The first of the four landscape design laws
Although I have not yet reached a senior level in design experience – I believe that I am still junior with my 22 year involvement in this field, there are a few rules that seem to apply again and again. I even dare to lecture them to my students, although they are not in current text books on landscape design. ‘Hold on!’, a voice inside me rejects, ‘textbooks are made by previous people that were not al-knowledgeable, al-mighty and completely to the point’. I have somehow reached an age and position, at which I have to believe myself and risk influencing my environment, beyond the help of my predecessors.
There are four aspects in design that are both cliché and powerful in addressing the mind-body as it wanders through landscapes and gardens. I will describe one of them in this monthly entry, since it coincides with my current teaching to freshmen students. Next week, on an excursion to the eco-cathedral by the recently deceased Louis Le Roy, the students will need a design law, that they can cling to while being in a very strange landscape that is actually rather chaotic and alien. During the same excursion we will also visit a delicate romantic nineteenth century estate garden ‘Oranjewoud’, as well as a fashionable architectural interpretation of this estate garden by landscape architect Michael van Gessel and INBO architects and their ‘Belvedere Museum’. And finally the fantastic urban creations by Ashok Bhalotra and ‘his’ ‘Skoatterwald’ city extension.
How to digest this diversity of landscape designs?
The assignment for the students is to make photographs, drawings and notes of what they see and experience to have material for a large artistic collage (A2-size). The theme of the collage is ‘to fit in the landscape’. All of the different designs we will visit somehow ‘fit’ in the landscape, yet they are different. The differences need to be articulated and this can be done according to ‘the first law of landscape design’. The law states that every fitting landscape design is valued by an instinctive judgement between three juxtapositions* (see below). The juxtaposition themselves can be categorized by three dominant concepts: camouflage, contrast, accents.

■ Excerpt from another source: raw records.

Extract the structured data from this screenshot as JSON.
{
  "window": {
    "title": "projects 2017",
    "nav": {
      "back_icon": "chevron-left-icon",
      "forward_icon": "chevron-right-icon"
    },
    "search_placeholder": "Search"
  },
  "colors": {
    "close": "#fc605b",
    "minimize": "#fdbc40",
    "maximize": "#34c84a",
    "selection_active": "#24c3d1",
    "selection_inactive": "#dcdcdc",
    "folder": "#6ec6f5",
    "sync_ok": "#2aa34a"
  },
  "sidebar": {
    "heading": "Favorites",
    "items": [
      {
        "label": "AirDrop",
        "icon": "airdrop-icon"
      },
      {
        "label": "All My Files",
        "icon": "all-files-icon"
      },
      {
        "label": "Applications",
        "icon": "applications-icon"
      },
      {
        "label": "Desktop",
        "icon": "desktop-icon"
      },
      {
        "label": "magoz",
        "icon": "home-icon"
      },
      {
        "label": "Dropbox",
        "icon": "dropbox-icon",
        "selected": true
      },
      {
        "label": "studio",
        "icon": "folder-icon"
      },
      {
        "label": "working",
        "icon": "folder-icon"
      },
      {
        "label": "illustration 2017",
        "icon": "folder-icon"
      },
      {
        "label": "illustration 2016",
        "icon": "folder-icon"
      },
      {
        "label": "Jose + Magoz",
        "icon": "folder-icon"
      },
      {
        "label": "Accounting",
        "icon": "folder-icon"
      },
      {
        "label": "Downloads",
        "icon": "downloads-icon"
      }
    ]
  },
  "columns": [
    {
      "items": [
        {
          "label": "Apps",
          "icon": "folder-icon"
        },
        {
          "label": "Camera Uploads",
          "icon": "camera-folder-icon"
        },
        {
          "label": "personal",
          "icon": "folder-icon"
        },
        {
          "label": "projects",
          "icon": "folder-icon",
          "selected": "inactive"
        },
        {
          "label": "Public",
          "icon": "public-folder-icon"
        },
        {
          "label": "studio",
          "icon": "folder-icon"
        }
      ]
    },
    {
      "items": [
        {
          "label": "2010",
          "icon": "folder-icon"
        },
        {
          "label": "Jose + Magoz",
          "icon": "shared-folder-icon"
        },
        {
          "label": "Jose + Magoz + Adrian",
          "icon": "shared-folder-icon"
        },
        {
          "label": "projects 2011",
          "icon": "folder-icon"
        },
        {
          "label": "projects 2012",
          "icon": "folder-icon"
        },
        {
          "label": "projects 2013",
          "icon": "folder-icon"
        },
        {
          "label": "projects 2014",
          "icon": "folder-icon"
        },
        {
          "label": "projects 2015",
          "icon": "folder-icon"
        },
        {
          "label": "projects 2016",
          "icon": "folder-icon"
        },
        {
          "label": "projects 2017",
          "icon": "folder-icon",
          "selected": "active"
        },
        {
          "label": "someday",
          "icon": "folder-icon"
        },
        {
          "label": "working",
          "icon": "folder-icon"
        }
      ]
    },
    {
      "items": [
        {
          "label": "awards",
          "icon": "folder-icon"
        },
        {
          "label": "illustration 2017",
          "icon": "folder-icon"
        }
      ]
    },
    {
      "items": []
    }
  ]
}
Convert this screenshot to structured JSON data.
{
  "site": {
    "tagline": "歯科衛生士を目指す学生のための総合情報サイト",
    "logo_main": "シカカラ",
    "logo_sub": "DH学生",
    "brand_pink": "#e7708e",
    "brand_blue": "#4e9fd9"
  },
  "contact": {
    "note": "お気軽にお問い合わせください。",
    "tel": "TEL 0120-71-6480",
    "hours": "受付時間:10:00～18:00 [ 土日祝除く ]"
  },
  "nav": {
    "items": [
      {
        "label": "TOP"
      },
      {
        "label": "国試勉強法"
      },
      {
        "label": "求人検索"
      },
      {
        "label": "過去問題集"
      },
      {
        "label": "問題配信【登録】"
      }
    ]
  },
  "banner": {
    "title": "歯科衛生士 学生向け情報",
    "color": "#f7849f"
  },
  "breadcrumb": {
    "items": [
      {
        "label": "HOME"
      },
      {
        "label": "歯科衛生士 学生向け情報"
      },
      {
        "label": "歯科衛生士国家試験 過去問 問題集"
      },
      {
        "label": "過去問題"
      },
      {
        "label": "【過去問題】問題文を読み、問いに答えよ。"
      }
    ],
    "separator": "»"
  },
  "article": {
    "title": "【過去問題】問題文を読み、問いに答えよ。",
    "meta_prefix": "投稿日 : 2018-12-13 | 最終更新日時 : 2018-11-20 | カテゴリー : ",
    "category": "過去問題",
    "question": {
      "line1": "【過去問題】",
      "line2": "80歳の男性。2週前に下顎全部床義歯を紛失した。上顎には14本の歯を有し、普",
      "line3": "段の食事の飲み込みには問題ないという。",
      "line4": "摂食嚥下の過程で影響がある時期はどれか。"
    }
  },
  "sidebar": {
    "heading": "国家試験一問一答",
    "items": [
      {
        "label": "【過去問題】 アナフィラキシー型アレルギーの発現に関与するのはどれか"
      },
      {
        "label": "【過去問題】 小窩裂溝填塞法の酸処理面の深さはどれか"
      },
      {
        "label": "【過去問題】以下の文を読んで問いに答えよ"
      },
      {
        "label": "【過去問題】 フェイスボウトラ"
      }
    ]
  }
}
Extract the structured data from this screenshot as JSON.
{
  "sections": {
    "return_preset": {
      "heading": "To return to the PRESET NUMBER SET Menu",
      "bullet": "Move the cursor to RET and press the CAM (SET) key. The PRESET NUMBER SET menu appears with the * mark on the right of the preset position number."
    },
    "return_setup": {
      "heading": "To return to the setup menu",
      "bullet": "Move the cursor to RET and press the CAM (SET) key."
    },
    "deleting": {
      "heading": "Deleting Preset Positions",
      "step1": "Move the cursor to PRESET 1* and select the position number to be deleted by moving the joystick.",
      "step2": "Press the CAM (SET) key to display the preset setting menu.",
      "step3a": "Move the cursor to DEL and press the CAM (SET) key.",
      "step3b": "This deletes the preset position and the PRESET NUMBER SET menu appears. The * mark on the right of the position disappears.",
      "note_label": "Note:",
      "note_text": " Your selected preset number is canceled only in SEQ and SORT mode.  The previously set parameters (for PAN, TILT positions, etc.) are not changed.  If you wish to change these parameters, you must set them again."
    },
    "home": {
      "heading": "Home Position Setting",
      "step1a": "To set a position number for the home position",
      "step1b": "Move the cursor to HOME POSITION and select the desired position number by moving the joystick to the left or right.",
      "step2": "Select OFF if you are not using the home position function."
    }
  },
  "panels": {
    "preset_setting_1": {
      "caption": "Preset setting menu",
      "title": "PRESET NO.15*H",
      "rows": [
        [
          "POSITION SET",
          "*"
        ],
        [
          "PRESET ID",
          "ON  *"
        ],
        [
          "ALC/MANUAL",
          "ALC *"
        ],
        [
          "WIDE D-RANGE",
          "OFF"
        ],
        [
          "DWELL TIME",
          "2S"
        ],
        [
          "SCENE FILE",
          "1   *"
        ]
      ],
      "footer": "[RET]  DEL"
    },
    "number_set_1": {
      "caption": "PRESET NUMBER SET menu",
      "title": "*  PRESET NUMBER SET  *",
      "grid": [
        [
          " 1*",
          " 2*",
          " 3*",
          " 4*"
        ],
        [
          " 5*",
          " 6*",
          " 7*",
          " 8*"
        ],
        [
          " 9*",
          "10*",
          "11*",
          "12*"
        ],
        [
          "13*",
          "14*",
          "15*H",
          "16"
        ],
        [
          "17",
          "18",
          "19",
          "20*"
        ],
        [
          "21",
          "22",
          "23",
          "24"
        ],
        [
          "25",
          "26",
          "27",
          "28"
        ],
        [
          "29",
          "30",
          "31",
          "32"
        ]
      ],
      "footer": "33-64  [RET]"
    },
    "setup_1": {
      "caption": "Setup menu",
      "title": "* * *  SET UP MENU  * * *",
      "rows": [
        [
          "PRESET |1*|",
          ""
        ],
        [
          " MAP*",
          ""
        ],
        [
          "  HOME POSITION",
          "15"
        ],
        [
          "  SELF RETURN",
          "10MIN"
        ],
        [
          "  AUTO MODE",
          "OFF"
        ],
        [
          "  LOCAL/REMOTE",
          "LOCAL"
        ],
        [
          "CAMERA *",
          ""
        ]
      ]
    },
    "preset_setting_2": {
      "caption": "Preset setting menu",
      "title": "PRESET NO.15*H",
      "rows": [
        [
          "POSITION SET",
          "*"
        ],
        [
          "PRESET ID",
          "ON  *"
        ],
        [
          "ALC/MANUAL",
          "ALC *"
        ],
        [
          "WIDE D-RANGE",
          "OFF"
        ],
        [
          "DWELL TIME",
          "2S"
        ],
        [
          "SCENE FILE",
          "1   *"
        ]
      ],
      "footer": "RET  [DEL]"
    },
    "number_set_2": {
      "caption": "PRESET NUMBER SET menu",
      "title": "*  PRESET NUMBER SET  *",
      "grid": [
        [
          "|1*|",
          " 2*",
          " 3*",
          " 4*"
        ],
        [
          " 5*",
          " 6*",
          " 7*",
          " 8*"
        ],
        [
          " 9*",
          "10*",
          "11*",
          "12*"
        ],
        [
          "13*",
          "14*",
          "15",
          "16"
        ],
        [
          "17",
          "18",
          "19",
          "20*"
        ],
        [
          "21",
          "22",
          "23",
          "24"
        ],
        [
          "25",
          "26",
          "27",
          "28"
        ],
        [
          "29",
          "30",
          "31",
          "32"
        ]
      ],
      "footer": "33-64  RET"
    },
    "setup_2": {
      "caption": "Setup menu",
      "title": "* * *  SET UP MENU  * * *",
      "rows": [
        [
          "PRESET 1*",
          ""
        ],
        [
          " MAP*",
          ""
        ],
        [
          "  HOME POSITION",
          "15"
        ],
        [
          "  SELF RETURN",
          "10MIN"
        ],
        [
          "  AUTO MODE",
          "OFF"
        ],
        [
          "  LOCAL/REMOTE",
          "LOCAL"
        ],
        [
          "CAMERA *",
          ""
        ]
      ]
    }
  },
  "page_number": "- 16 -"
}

Example one: in a white draped snow laden landscape, most of the normal contrasts are camouflaged by the snow. This enables a heightened sense of very subtle accents that are present. This combination is frequently tested in landscape photography and some landscape paintings. The same is true for landscapes as deserts, oceans, jungles, sandy shores and heathlands.
Example two: a design that contains explicit architectural accents is only possible when the contrasts are undeniable and all the background is inconspicuously camouflaged in almost dull appearance by a short clipped lawn, tapestry of gray pavement, still water surface, persistent stone wall, … .
Example three: a design that is intended to contrast the environment, needs either to camouflage the environment completely (by a fence, a hedge, trees, a building) or compete with the environment by explicit and dominant accents.
There is an additional rule that applies to this law that states that any camouflage is mostly tranquilizing to the mind-body, accents are challenging to the mind and memory and contrasts are needed to create a sense of space and realism. A last rule of thumb is that most landscape designs are meant to have a tranquilizing effect on the otherwise busy urban mind and therefore need a composition that allows camouflage to be dominant. In most cases this means that the amount of accents and contrasts should not exceed what we cannot grasp without complex calculations. We can easily differentiate between 3, 5 and 7 different juxtaposed items, above 9 items this is far too demanding. This last rule of thumb was developed by the Dutch Benedict Architect Dom Hans van der Laan and his ‘plastisch getal’.
Now you too, can experiment with this first law of landscape design. I would be happy to comment on your experiences. Enjoy!
* = A juxtaposition is a placement of two or more different items that by their proximity to each other will be compared, even if they are not intended to be compared or have nothing in common. This way an apple and a pear may not be similar, nevertheless enable a juxtaposed relationship. In their proximity they create an undeniable appeal to human interpretation. For example, an apple and a pair of scissors create a different juxtaposed interpretation than an apple and a pear. Juxtapositions are dominant in any landscape design because (1) landscapes are rarely the product of one design effort and therefore consist of various elements that have not been conceived intentionally. Even the trees of the neighboring land are included in the experience of your own land. (2) Landscapes contain vegetation, build elements, animal influences, seasonal changes and so on, that by their sheer diversity offer a multitude of juxtaposed relationships and (3) the dynamic experience of landscape by walking, on the back of a horse, from a care, offer a variation of viewpoints, allowing numerous different and compositions of what can be seen in proximity to each other.